Integrating Physics-Informed Deep Learning and Numerical Methods for Robust Dynamics Discovery and Parameter Estimation

TL;DR

This work combines deep learning techniques and classic numerical methods for differential equations to solve two challenging problems in dynamical systems theory: dynamics discovery and parameter estimation.

Abstract

Incorporating a priori physics knowledge into machine learning leads to more robust and interpretable algorithms. In this work, we combine deep learning techniques and classic numerical methods for differential equations to solve two challenging problems in dynamical systems theory: dynamics discovery and parameter estimation. Results demonstrate the effectiveness of the proposed approaches on a suite of test problems exhibiting oscillatory and chaotic dynamics. When comparing the performance of various numerical schemes, such as the Runge-Kutta and linear multistep families of methods, we observe promising results in predicting the system dynamics and estimating physical parameters, given appropriate choices of spatial and temporal discretization schemes and numerical method orders.

Figures (11)

• Figure 1: Schematic for the proposed neural network with numerical ODE methods to model dynamical systems with completely unknown dynamics.
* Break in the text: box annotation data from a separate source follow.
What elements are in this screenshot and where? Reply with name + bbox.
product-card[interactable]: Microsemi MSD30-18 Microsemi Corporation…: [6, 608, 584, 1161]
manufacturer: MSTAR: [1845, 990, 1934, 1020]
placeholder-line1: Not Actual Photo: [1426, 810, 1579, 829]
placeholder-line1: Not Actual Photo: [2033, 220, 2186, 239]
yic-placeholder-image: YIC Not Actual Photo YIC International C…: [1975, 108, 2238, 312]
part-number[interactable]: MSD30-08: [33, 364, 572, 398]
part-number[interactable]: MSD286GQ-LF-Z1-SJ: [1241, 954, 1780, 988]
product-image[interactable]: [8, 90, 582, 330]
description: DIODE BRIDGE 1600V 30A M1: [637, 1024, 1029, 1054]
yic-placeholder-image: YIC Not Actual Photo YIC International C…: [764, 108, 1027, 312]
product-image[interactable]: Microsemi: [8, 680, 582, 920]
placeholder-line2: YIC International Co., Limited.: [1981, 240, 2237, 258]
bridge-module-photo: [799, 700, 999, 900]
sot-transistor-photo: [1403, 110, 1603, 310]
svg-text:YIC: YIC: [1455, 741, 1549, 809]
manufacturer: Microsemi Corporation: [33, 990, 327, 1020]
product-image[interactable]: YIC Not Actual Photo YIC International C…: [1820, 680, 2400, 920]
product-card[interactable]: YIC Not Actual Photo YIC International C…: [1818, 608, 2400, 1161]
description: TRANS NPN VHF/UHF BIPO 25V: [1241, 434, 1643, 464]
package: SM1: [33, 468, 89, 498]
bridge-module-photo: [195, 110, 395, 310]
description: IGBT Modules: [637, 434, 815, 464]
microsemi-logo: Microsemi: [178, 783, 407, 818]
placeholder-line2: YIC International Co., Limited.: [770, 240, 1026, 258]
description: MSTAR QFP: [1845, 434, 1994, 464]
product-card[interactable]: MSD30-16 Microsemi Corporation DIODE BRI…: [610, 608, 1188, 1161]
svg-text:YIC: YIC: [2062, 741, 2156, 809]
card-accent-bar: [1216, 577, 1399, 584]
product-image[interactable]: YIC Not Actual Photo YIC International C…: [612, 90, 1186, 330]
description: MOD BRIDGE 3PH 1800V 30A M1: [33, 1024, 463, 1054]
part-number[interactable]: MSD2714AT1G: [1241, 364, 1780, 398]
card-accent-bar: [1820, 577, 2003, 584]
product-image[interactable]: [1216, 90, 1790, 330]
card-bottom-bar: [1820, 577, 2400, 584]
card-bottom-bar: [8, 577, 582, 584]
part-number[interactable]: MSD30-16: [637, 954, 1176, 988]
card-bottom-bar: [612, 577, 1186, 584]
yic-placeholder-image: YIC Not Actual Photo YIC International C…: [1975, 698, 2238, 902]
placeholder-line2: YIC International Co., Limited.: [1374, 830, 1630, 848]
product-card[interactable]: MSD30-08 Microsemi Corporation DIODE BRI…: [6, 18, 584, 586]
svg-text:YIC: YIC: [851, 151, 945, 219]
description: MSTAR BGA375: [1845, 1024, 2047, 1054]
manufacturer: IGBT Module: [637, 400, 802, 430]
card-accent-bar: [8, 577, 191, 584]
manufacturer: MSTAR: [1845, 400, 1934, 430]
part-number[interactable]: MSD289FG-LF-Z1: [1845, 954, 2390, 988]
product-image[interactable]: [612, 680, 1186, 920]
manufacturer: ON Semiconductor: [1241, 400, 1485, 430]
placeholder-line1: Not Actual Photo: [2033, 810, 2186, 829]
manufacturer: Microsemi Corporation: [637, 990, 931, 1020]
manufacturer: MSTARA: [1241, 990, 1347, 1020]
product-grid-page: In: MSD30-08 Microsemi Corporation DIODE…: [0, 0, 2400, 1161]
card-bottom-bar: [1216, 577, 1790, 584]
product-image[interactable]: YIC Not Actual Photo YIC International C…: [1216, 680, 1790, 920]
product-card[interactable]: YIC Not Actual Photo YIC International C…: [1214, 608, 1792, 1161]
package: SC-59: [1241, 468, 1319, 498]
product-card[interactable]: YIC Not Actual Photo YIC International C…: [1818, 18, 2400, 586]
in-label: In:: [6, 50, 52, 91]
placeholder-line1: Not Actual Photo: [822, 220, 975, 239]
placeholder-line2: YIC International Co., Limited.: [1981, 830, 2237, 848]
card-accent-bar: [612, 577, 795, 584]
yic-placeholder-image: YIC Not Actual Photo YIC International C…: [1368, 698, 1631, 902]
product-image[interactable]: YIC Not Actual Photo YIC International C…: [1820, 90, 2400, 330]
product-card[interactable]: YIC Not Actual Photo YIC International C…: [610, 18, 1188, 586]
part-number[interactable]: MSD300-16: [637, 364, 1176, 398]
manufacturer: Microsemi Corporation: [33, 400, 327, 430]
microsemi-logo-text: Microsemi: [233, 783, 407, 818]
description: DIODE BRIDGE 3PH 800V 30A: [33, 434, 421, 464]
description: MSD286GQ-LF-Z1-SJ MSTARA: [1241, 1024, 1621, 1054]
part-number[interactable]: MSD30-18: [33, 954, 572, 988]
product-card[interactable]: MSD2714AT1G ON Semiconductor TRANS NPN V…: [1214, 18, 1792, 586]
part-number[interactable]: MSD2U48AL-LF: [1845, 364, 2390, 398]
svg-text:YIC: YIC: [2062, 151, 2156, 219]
We obtain an approximation for the RHS dynamics $\hat{\mathbf{f}}_{\textit{DNN}}$ using the observed states as input, then use $\hat{\mathbf{f}}_{\textit{DNN}}$ to compute a numerical approximation of the states $\Vec{X}_{\textit{NM}}$. The observed and approximated states are used in the loss function to update $\hat{\mathbf{f}}_{\textit{DNN}}$.
• Figure 2: Dynamics discovery model predictions of the FitzHugh-Nagumo model obtained using observed data at various noise levels ($\delta = 0, 0.1, 0.2$) with RK45 and BDF2.
• Figure 3: Parameter estimation predictions of the FitzHugh-Nagumo model states obtained using observed data at various noise levels ($\delta = 0, 0.2$) with RK45.
• Figure 4: Parameter estimation model predictions of FitzHugh-Nagumo model with 20% noisy data for RK (RK45) and LMM (AB2) schemes without pre-training.
• Figure 5: Dynamics discovery model predictions of the Lorenz-63 system obtained using noisy observed data at various noise levels ($\delta = 0, 0.1, 0.2$) with BDF2.